Czy widzisz jakieś zmiany w swoim życiu wraz z upływającym czasem? Może przestałaś być radosną i w pełni świadomą swojej wartości kobietą? A może ktoś zabrał te potrzeby i schował gdzieś głęboko na strychu? Czy to nie byłaś właśnie Ty?

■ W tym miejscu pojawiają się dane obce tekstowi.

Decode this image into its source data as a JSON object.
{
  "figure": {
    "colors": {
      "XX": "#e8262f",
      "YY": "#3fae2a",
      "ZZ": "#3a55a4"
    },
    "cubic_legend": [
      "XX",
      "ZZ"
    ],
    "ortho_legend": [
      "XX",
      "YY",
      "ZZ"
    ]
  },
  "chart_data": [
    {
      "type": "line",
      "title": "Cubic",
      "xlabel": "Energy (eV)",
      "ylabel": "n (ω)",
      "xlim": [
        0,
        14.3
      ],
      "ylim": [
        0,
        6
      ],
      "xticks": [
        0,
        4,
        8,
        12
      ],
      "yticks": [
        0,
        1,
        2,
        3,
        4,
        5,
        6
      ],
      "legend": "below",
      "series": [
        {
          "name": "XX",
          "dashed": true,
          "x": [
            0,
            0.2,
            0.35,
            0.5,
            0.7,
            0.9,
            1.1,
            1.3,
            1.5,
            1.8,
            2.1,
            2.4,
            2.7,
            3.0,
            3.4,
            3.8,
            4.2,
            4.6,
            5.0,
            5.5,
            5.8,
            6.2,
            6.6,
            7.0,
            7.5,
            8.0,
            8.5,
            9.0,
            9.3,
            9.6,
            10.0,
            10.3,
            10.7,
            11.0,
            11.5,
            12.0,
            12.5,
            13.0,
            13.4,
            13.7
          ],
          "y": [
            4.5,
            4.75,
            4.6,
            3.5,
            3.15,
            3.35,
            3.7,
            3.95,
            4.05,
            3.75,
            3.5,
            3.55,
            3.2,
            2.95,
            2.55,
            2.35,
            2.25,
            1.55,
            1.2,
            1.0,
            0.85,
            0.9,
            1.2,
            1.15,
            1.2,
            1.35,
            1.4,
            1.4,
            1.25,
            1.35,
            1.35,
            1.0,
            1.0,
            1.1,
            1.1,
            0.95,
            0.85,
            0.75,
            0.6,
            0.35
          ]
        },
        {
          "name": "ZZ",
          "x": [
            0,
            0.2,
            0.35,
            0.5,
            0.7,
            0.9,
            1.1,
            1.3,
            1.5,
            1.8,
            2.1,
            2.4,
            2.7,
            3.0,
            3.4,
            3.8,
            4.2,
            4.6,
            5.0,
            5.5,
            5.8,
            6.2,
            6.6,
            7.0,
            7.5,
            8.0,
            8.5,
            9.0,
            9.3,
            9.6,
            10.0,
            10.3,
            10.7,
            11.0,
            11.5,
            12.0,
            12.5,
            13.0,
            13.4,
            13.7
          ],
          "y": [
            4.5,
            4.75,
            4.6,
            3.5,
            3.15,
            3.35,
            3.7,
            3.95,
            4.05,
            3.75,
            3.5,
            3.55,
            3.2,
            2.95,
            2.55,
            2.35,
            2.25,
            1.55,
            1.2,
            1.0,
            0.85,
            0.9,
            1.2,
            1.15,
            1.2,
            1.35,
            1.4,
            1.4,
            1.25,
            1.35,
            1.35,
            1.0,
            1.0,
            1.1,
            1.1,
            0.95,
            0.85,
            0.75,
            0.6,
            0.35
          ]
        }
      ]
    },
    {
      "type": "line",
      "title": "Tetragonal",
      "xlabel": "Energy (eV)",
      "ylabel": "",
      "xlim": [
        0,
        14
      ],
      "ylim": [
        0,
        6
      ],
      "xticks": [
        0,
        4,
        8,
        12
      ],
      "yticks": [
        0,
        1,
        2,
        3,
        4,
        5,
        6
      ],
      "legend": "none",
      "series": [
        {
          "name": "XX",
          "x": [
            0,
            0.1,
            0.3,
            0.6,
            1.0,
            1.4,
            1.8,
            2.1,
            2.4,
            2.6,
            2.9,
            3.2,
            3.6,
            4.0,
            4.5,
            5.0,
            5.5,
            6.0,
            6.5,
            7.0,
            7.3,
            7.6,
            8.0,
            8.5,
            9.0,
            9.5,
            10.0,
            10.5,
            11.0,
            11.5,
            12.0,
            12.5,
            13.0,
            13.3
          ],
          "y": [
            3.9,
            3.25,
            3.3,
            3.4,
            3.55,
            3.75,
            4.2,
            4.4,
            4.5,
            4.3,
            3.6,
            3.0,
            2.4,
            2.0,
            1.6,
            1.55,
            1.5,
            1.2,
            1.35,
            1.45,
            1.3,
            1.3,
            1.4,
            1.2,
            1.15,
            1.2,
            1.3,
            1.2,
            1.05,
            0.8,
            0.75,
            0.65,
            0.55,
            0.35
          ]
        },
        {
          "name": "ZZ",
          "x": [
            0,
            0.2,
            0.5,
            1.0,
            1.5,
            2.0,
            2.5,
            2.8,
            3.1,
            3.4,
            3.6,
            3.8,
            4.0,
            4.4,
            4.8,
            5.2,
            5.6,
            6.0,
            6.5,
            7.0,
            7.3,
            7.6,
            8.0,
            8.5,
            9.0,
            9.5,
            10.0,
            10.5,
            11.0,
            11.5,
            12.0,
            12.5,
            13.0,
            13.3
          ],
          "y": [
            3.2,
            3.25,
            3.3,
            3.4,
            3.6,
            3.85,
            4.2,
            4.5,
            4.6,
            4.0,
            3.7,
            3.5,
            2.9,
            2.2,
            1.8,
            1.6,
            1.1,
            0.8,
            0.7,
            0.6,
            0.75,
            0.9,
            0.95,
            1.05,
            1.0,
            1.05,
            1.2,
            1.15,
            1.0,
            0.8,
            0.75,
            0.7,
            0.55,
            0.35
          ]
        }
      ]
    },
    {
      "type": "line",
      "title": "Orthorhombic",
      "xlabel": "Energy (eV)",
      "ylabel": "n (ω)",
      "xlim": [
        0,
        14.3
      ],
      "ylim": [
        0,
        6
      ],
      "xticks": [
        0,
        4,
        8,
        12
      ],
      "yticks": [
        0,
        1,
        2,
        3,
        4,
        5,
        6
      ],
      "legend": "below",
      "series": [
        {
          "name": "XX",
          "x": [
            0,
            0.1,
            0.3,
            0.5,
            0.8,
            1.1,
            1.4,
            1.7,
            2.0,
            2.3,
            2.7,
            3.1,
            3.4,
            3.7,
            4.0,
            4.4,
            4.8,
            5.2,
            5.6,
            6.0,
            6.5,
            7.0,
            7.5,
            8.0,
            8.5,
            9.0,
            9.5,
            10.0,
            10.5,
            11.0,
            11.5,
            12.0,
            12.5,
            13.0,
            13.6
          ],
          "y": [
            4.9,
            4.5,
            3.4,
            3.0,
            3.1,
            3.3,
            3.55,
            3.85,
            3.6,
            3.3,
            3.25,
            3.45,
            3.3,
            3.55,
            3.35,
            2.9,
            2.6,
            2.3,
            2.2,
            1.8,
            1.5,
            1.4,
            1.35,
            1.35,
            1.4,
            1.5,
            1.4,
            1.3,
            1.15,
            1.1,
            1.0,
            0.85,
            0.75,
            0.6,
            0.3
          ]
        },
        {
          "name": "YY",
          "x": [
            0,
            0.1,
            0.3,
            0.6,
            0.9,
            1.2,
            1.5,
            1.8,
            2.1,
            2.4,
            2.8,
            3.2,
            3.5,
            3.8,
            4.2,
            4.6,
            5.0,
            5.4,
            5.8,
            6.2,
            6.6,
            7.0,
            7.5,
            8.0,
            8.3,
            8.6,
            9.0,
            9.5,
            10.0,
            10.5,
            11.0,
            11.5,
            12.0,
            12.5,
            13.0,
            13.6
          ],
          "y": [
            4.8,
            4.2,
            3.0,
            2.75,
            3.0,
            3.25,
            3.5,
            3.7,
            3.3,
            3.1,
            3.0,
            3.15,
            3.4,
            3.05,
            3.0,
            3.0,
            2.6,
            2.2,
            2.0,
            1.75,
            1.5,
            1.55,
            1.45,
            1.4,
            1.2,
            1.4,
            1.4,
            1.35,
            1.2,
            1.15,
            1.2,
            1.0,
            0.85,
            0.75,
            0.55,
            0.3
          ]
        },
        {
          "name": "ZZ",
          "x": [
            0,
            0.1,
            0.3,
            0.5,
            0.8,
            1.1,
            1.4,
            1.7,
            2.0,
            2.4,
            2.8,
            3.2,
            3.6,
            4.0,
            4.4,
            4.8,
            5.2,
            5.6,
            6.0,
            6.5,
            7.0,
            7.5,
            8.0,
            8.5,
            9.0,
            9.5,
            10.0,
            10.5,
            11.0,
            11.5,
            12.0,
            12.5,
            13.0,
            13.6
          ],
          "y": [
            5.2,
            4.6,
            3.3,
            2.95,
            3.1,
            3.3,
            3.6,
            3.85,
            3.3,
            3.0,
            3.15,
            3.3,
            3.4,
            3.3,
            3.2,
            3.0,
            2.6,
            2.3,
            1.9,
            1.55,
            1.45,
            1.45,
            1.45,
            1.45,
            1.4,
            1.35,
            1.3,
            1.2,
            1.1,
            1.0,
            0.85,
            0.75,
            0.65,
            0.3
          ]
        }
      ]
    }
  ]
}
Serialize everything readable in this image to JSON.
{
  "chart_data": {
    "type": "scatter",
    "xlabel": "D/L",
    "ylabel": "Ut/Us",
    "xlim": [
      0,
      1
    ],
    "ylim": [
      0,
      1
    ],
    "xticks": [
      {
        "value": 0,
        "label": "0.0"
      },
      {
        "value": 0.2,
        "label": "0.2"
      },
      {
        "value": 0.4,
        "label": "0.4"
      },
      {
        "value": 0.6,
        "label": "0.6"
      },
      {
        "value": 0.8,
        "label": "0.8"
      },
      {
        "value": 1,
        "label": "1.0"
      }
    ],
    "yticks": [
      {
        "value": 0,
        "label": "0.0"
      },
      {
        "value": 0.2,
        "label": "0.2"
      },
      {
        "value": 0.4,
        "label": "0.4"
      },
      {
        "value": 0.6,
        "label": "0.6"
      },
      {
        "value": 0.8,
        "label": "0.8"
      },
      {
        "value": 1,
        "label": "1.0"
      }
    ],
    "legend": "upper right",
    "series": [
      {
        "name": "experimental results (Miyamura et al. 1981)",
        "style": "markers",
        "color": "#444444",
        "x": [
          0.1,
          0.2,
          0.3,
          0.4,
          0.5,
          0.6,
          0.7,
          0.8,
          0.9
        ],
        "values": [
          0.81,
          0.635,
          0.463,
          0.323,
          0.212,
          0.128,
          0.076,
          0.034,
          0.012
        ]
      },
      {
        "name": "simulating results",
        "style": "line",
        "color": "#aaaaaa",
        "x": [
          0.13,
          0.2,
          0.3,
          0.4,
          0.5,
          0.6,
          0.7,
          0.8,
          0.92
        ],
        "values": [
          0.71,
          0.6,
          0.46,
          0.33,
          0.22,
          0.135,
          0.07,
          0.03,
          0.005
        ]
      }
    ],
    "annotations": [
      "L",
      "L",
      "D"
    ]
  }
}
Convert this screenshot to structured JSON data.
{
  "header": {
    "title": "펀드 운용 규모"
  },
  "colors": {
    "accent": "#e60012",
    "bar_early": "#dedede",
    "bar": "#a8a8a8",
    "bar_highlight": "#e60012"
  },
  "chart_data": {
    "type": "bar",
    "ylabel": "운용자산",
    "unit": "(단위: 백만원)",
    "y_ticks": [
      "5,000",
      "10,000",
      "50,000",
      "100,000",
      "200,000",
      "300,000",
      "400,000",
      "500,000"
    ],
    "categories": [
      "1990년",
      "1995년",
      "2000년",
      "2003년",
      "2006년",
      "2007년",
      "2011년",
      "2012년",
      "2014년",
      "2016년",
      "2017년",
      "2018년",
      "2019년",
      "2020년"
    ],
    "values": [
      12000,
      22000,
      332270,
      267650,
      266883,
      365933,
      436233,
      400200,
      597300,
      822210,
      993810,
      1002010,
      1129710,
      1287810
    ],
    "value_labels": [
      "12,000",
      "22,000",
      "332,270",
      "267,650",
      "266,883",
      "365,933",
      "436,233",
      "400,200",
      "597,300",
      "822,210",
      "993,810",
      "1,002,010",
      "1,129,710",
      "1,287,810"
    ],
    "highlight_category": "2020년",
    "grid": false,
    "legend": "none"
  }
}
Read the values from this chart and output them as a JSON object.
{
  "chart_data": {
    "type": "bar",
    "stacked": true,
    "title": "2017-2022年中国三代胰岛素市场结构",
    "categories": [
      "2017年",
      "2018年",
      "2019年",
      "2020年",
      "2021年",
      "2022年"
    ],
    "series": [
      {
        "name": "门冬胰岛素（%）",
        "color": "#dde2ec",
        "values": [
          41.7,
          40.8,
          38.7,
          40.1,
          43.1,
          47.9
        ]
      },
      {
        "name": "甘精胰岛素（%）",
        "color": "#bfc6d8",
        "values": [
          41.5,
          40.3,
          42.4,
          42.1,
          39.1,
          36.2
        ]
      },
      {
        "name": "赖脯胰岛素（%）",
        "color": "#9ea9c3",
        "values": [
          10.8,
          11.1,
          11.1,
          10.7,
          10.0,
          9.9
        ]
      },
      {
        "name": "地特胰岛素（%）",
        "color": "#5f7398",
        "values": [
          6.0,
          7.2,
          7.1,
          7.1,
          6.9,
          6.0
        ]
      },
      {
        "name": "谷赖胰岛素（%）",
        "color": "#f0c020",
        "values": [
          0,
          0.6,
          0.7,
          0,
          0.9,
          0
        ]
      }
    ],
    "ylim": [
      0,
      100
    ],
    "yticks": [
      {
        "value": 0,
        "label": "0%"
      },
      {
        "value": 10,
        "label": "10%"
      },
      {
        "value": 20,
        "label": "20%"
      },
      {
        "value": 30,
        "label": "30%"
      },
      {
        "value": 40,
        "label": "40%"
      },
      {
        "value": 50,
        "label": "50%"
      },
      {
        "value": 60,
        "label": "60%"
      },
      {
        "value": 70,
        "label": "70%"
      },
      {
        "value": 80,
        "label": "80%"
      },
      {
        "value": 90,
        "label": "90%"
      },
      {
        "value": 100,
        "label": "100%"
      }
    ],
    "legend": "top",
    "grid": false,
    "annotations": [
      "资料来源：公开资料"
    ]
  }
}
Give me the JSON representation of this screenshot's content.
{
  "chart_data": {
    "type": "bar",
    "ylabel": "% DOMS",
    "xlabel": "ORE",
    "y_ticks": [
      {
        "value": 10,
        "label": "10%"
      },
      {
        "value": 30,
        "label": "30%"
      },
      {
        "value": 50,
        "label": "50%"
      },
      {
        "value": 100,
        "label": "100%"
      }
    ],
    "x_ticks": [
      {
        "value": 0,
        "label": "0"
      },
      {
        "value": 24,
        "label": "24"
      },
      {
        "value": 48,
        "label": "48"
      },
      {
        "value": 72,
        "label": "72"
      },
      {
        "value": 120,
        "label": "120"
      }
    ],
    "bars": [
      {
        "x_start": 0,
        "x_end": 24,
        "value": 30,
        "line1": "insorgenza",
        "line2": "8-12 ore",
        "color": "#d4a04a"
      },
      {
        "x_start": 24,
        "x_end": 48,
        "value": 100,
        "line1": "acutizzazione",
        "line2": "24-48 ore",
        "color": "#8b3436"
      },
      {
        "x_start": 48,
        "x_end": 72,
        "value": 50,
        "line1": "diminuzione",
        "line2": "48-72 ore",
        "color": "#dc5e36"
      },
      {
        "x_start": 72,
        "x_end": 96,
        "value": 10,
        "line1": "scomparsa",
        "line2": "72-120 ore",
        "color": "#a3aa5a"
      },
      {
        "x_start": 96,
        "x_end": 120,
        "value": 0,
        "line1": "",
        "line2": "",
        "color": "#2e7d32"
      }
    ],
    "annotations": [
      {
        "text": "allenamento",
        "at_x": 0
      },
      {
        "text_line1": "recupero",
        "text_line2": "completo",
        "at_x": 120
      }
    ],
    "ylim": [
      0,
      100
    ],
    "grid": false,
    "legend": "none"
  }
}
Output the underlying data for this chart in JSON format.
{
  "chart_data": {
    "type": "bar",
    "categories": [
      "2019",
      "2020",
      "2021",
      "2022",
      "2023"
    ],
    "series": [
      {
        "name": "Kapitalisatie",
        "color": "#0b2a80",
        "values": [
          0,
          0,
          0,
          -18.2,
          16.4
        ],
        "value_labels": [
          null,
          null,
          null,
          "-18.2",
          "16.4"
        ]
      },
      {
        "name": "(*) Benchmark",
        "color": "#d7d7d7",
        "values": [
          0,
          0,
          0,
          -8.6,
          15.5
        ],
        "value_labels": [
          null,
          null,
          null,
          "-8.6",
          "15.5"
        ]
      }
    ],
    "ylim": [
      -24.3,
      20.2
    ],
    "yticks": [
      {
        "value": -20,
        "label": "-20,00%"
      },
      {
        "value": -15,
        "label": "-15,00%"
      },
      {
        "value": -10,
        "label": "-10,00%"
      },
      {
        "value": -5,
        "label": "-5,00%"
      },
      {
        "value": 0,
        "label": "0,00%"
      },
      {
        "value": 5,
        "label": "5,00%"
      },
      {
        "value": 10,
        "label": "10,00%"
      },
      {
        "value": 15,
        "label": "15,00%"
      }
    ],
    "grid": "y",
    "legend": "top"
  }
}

Czas pędzi nieubłaganie a wraz z nim obserwujemy jak coraz mniej rzeczy nas cieszy, a niegdyś tak gorący płomień samorealizacji gaśnie. Martwimy się wszystkim dookoła, tylko nie sobą. Z miłością pielęgnujemy domy, obowiązkowo chodzimy do pracy, z oddaniem kochamy, ale czy jest w tym wszystkim czas na pytanie o siebie? O to czy dzisiejszego dnia byłam dla siebie dobra? Czy zrobiłam coś co sprawiło, że poczułam się lepiej?  A może już nawet nie wiesz, co powoduje Twoją szczerą radość? Jeśli nękają cię takie pytania to znaczy, że pewne naturalne instynkty i potrzeby zostały zepchnięte na drugi plan. Odzywają się czasem, bo chcą zostać zaspokojone ale w życiowym pędzie nie ma czasu się nad nimi zastanawiać. Obecnie świat nabrał takiego tempa, że wymaga od nas dostosowania się do wielu narzuconych ról, a te z kolei odbierają możliwość zatrzymania się i posłuchania, o czym szepce nasza własna intuicja.  Po co się nad tym zastanawiać? Przecież są ważniejsze rzeczy do zrobienia?

Jednak zawsze warto pamiętać, że to co zostało zamiecione pod dywan i tak kiedyś ujrzy światło dzienne…

A może chciałabyś odzyskać swoją niegdysiejszą moc? Jeśli tak, to lektura „Przebudzenia Lisicy” może w tym pomóc. Dora Rosłońska umiejętnie prowadzi nas przez gęsty las archetypów zwierząt, których cechy charakterologiczne mogą pięknie wspierać i przywracać naturalne formy psychiczne kobiety. Przywoływane w książce baśnie czy legendy pomogą wyostrzyć wzrok i skierować się ku odpowiedniej ścieżce wytyczonej przez Zwierzę Mocy. Przecież dzieciom opowiada się bajki do zaśnięcia, a dorosłym do przebudzenia[1]. Czy masz ochotę wyruszyć w tę podróż razem z Autorką? Pozostaw za sobą nieistotne konwenanse, nie przejmuj się tym, co powiedzą inni i odszukaj swojego Duchowego Przewodnika.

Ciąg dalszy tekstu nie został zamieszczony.